Heads, clouds and northwards
Hello from a cold and today, sunny, Qikiqtarjuaq. Our enforced stay here has been a pretty big cloud but with some glints of a silver lining. It’s my first blog post for a while since I’ve been banned from any extended time staring at a screen, in case my head explodes. I do want to thank all for their patient and supportive messages, via email, social media, phone and so on. It makes a great deal of difference when you’re feeling like death and with a huge swirl of frustrated thoughts to have people impart both common sense and kind messages from afar.
One luxury we do have, of sorts, since we amended our distance aims (check out previous blogs to check out our reports on the snow surfaces and why we did this) is time to make sensible progress. There is no hectic rush since we have the entire Arctic season to travel and we have a plethora of supplies. This is lucky since ‘slowly slowly’ has been the consistent advice from every medical advisor.
I want to cover three things really – a quick update on my medical plan of action, a brief insight into that silver lining, and most importantly the road ahead for the team.
You may be wondering why I am still in Qikiqtarjuaq and not long-since flown south or back on the route north. We’ve had cumulatively hours of consultation with both the few medical staff here, with two of our expedition doctors, Benno’s mother and in particular my friend Dr Alex Kumar, and thereafter with the medical team from my insurers. It took around twenty-four hours from the moment I, inexplicably, managed to trip on a line in the dark outside our tent and knock myself unconscious, through making the decision to withdraw, to getting medical attention. A judgment was made at that point that an emergency bleed on my brain was unlikely and so an immediate medevac by air was not necessary. You then enter a window of days or even weeks when the symptoms are severe enough to require medication and make a flight on a pressurised aircraft dangerous, but not bad enough to need immediate removal to a large hospital. I am currently in that window. It seems counter-intuitive at first, given the assumption that sooner is always better, but all doctors concur that a scan, most likely an MRI, at this stage is needed to assess the extent and type of brain injury, but that I need to have much-reduced symptoms first. The hope is for an uncomplicated brain bruise that simply needs time and rest to fix. In the meantime, I’m on the biff-train for the first time in around five years. Some of you might recognise that term and empathise with the sheer irritation that comes with it. Benno and Jamie, having done a sterling job on the ice bringing me round and back to Qik, are hitting the balance of making sure that tasks are being done with the increased participation I can manage each day.

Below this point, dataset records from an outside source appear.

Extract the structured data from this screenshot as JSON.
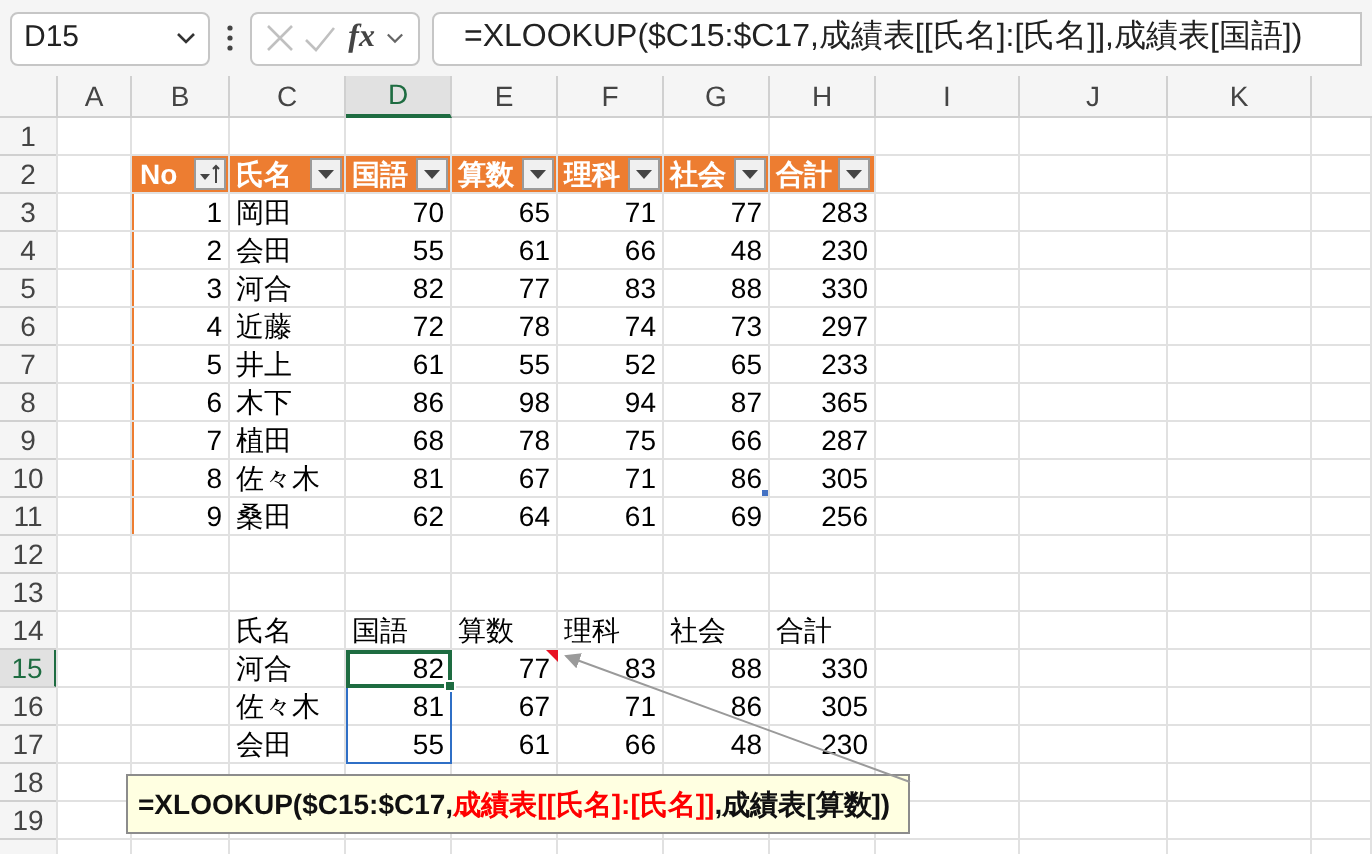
{
  "name_box": "D15",
  "function_button": "fx",
  "formula": "=XLOOKUP($C15:$C17,成績表[[氏名]:[氏名]],成績表[国語])",
  "columns": [
    {
      "label": "A",
      "selected": false
    },
    {
      "label": "B",
      "selected": false
    },
    {
      "label": "C",
      "selected": false
    },
    {
      "label": "D",
      "selected": true
    },
    {
      "label": "E",
      "selected": false
    },
    {
      "label": "F",
      "selected": false
    },
    {
      "label": "G",
      "selected": false
    },
    {
      "label": "H",
      "selected": false
    },
    {
      "label": "I",
      "selected": false
    },
    {
      "label": "J",
      "selected": false
    },
    {
      "label": "K",
      "selected": false
    }
  ],
  "rows": [
    {
      "label": "1",
      "selected": false
    },
    {
      "label": "2",
      "selected": false
    },
    {
      "label": "3",
      "selected": false
    },
    {
      "label": "4",
      "selected": false
    },
    {
      "label": "5",
      "selected": false
    },
    {
      "label": "6",
      "selected": false
    },
    {
      "label": "7",
      "selected": false
    },
    {
      "label": "8",
      "selected": false
    },
    {
      "label": "9",
      "selected": false
    },
    {
      "label": "10",
      "selected": false
    },
    {
      "label": "11",
      "selected": false
    },
    {
      "label": "12",
      "selected": false
    },
    {
      "label": "13",
      "selected": false
    },
    {
      "label": "14",
      "selected": false
    },
    {
      "label": "15",
      "selected": true
    },
    {
      "label": "16",
      "selected": false
    },
    {
      "label": "17",
      "selected": false
    },
    {
      "label": "18",
      "selected": false
    },
    {
      "label": "19",
      "selected": false
    }
  ],
  "score_table": {
    "header": [
      {
        "label": "No",
        "kind": "sorted"
      },
      {
        "label": "氏名",
        "kind": "filter"
      },
      {
        "label": "国語",
        "kind": "filter"
      },
      {
        "label": "算数",
        "kind": "filter"
      },
      {
        "label": "理科",
        "kind": "filter"
      },
      {
        "label": "社会",
        "kind": "filter"
      },
      {
        "label": "合計",
        "kind": "filter"
      }
    ],
    "rows": [
      [
        "1",
        "岡田",
        "70",
        "65",
        "71",
        "77",
        "283"
      ],
      [
        "2",
        "会田",
        "55",
        "61",
        "66",
        "48",
        "230"
      ],
      [
        "3",
        "河合",
        "82",
        "77",
        "83",
        "88",
        "330"
      ],
      [
        "4",
        "近藤",
        "72",
        "78",
        "74",
        "73",
        "297"
      ],
      [
        "5",
        "井上",
        "61",
        "55",
        "52",
        "65",
        "233"
      ],
      [
        "6",
        "木下",
        "86",
        "98",
        "94",
        "87",
        "365"
      ],
      [
        "7",
        "植田",
        "68",
        "78",
        "75",
        "66",
        "287"
      ],
      [
        "8",
        "佐々木",
        "81",
        "67",
        "71",
        "86",
        "305"
      ],
      [
        "9",
        "桑田",
        "62",
        "64",
        "61",
        "69",
        "256"
      ]
    ]
  },
  "lookup": {
    "header": [
      "氏名",
      "国語",
      "算数",
      "理科",
      "社会",
      "合計"
    ],
    "rows": [
      [
        "河合",
        "82",
        "77",
        "83",
        "88",
        "330"
      ],
      [
        "佐々木",
        "81",
        "67",
        "71",
        "86",
        "305"
      ],
      [
        "会田",
        "55",
        "61",
        "66",
        "48",
        "230"
      ]
    ]
  },
  "comment": {
    "segments": [
      {
        "text": "=XLOOKUP($C15:$C17,",
        "highlight": false
      },
      {
        "text": "成績表[[氏名]:[氏名]]",
        "highlight": true
      },
      {
        "text": ",成績表[算数])",
        "highlight": false
      }
    ]
  }
}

So, the plan is currently that, as the doctor says, there is no plan. I need to be med-free and stable before moving me south and that is likely to be further south than hoped, since Iqaluit, Nunavut’s capital, doesn’t have an MRI machine. Ottawa, most likely.
The time here has allowed us to, with the continued good humour and hospitality of our RCMP friends, tweak our kit and systems yet more, and to learn more about the area and community. For me in particular, I’ve found it fascinating given the comparison to my five months living in the Thule region of Greenland last year. The differences in outlook and lesser use of traditional skills here are marked, examples being in how to travel and how to hunt. The love for sweet foods, coffee and cigarettes are unchanged. I’ll not delve in with too much depth on this here as it will be the backbone of my upcoming book on modern Inuit culture.

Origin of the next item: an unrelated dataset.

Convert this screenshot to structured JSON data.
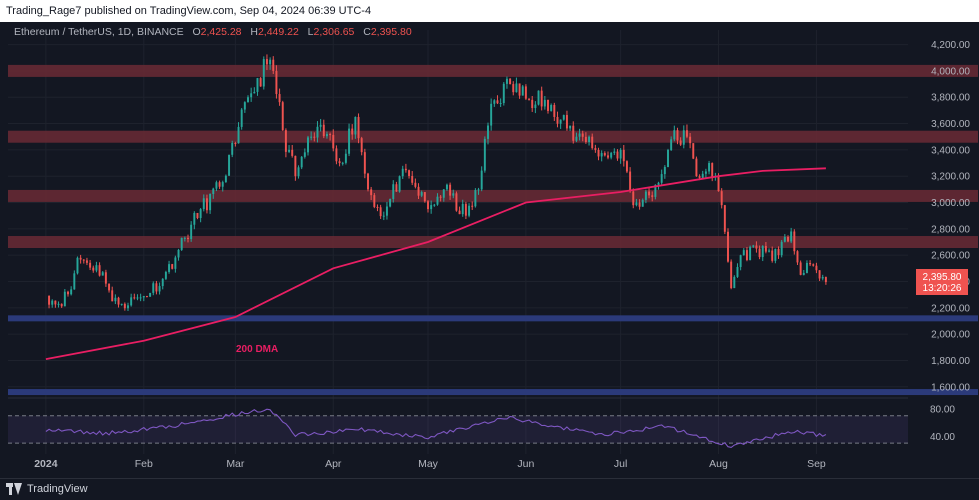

So, that leaves us with the exciting bit, the road ahead. The team needs to get back out on the ice as soon as reasonable. We cannot afford to stagnate, lose motivation or waste the weeks of good, extreme low temperatures which keep sledging surfaces acceptable. (Not good though, as the thick powder and jagged ice persists). How that team looks is now in the lap not of the gods, but of the outcome of the scan and how zombie-like I feel. It’s so hard to be objective about it – you desperately want to get going, so ignore symptoms a little, and how do you measure fatigue and a headache anyway?
The team must ski on and reach the northern coast of Baffin Island as a mandatory goal – I would be devastated to have to support that from afar, providing forecasts and advice remotely, but with positive thoughts the hope is to feel strong and able to continue soon after the enforced 21 day rest period. We were skiing so strongly and working so well together in some pretty testing early conditions – 40mph+ wind, zero vis, -40deg temps and low light – that those twenty kilometre days deserve their eventual prize. With that, I’ll sign off and promise you more news as and when we have it. Jamie’s off to build an igluvijaq – what you’d refer to as an igloo and is the standard temporary snow house famed from this region of the Arctic.